Desse ponto para frente, ninguém de fora da ocupação passa. Há bloqueios com carteiras vazias empilhadas, móveis velhos e panos para garantir a privacidade dos alunos que participam do movimento. Alguns professores acabam transferindo a aula para outros locais ou até mesmo ministrando-a nos espaços abertos da universidade.

Na porta espelhada do Bloco de Salas de Aula Sul da UnB, tomado pelos alunos, acumulam-se avisos de professores sobre mudança de local de aula, cartaz de “Fora, Temer!”, anúncio de rodas de conversa promovidas pelos manifestantes e rabiscos de protesto contra o protesto: “Ocupação não. Fora PT”. “Quando a situação se normalizar iremos definir um novo calendário de atividades”, escreveu o professor de cálculo no papel A4 colado à porta.

Dificilmente os estudantes se apresentam pelos nomes verdadeiros. Sobrenome, nem pensar. Codinomes são mais comuns. Alguns escolhidos sem motivo. Outros com alguma simbologia. Tem o Honestino (em referência a Honestino Guimarães, estudante da UnB morto pela ditadura), a Olga (homenagem a Olga Benario, militante comunista deportada para a Alemanha nazista pelo governo brasileiro), entre outros.

De fala articulada, a estudante que se apresenta como Tereza, ocupante da reitoria da UnB, explica que o movimento não quer prejudicar a rotina da instituição nem os alunos, mas defende que é preciso alguma forma de pressão para mostrar o descontentamento com a PEC do teto, a MP do ensino médio e o projeto batizado de Escola sem Partido.

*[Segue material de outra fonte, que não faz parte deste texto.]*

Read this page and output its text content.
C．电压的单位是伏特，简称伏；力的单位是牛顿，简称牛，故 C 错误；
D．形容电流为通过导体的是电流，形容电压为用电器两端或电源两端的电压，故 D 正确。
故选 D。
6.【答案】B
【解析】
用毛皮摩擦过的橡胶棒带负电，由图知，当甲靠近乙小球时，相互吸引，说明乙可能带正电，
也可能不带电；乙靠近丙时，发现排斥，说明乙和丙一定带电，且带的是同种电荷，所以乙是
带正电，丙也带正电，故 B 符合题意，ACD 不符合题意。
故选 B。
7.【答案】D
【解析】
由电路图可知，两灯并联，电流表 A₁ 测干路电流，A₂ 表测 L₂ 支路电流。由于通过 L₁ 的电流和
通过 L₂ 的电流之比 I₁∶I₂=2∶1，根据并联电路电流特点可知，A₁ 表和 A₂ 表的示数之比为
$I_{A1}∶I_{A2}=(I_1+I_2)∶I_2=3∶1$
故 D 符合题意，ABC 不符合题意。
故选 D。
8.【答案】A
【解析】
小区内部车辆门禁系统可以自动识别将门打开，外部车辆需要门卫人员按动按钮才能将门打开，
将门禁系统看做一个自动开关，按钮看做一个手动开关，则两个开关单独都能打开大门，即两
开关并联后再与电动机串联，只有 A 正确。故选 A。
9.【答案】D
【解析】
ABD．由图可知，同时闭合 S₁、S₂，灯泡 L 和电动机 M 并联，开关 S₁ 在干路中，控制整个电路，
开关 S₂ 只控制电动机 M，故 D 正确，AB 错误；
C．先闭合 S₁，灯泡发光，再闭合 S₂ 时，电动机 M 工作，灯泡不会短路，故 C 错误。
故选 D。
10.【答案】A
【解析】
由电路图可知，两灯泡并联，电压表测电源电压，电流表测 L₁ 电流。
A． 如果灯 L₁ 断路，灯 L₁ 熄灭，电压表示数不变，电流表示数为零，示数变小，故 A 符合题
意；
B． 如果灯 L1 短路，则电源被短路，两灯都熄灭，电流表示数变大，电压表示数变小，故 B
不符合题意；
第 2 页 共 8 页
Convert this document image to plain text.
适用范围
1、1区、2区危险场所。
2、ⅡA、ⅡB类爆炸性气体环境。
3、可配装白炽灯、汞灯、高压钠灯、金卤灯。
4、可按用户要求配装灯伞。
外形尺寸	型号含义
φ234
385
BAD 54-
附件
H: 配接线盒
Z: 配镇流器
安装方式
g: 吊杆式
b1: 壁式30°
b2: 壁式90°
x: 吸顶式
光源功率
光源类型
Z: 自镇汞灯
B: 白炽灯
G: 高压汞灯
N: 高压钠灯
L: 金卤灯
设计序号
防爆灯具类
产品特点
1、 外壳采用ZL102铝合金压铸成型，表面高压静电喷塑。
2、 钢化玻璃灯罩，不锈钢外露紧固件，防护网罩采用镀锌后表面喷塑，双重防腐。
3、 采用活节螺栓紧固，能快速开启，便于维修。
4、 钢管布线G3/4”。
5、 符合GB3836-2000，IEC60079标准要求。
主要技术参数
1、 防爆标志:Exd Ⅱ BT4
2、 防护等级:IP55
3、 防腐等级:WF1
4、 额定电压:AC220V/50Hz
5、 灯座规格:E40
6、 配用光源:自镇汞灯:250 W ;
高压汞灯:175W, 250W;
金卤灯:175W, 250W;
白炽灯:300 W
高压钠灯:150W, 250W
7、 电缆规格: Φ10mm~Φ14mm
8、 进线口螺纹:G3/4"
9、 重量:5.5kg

— Um posicionamento institucional da UnB seria de grande valor para tentar barrar essa PEC no Legislativo que vai retirar direitos — diz a garota.

Segundo a Andifes, que reúne os reitores das 63 universidades federais do país, 28 já se manifestaram, por meio de seus conselhos superiores, serem contrárias à PEC do teto dos gastos. A UnB não faz parte dessa lista.

Gustavo Balduíno, secretário-executivo da Andifes, critica o argumento do governo de que, para a educação, a regra da PEC de corrigir as despesas apenas pela inflação será adiada em um ano e terá como base 2017 — e não 2016, como nas outras áreas. O problema, segundo ele, é que a proposta de orçamento para o ano é bem pior que a do atual exercício, com redução de 40% nos investimentos.

— Entendemos que o orçamento da educação, assim como o da ciência e tecnologia, devem estar protegidos de qualquer restrição, pois são alavancas para o crescimento da economia — afirma Balduíno, fazendo uma provocação.

As ocupações mais longas são as mais preocupantes para os reitores. Na Universidade Federal dos Vales do Jequitinhonha e Mucuri, cuja sede fica em Diamantina (MG), a reitoria está ocupada desde 13 de outubro. No último dia 30, os professores entraram em greve. Segundo o Sindicato Nacional dos Docentes das Instituições de Ensino Superior, a categoria está paralisada em sete universidades. Técnicos-administrativos começaram greve em 41 instituições, de acordo com balanço da Federação de Técnicos-Administrativos em Instituições de Ensino Superior Públicas do Brasil (Fasubra).

 

 

O globo, n. 30411, 10/11/2016. País, p. 08.